Restriction: This topic applies only when a Database Connectors license has been installed via the
Micro Focus License Management System.
$XFD directives may be continued onto multiple lines by specifying a single character backslash (\) as the last non-blank
character on a line. For example:
$XFD WHEN (var1 = "abc" and var2 = "def" \
$XFD and (var3 = "ghi" or var4 = "jkl")) \
$XFD or var5 != "xyz"
Line Continuation Rules
- $XFD directives are continued via a backslash as the last non-blank character on the line.
- Continued lines begin with
$XFD just like the first directive line (with the dollar sign in the indicator column).
- The final continuation line omits the trailing backslash.
- "The overall combined directive is a concatenation of all of the continuation lines.
- The next character after the blank that follows
$XFD is the next character of the directive. That character logically replaces the backslash on the previous line.
- There is no limit on the number of continuation lines other than the limit on total program source lines, and the overall
size of the continued directive is limited only by available memory. But it is highly unlikely that one XFD directive would
ever need to exceed a few dozen lines or a few thousand characters.

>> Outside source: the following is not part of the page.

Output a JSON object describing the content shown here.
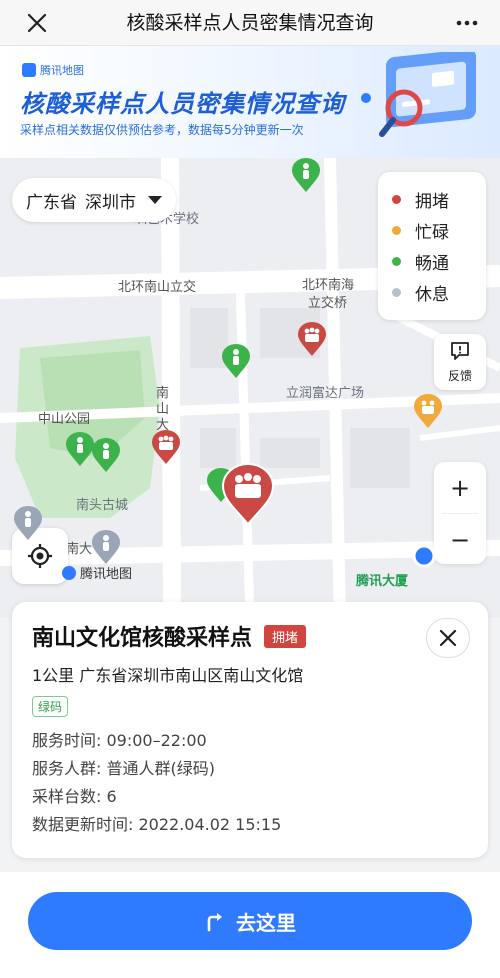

- In standard ANSI source format the contents of columns 73-80 are ignored, the continuation backslash must appear in Area
B (columns 12-72).
- Backslashes within data (literals) do not cause a problem because they are inside quoted strings (and cannot be the last
non-blank character on the line).
- In-line comments ("*>") are not allowed on continued XFD directive lines.
- A new error message is generated for a syntax error within continued XFD directive lines and the erroneous continuation lines
scanned up to that point are ignored. Possible syntax errors include placing a source line other than a comment line within
an intended sequence of continued XFD directive lines, or omitting the final continuation line (the line that begins with
$XFD and does not end with a trailing backslash). Other errors are possible when the directive itself is scanned and processed.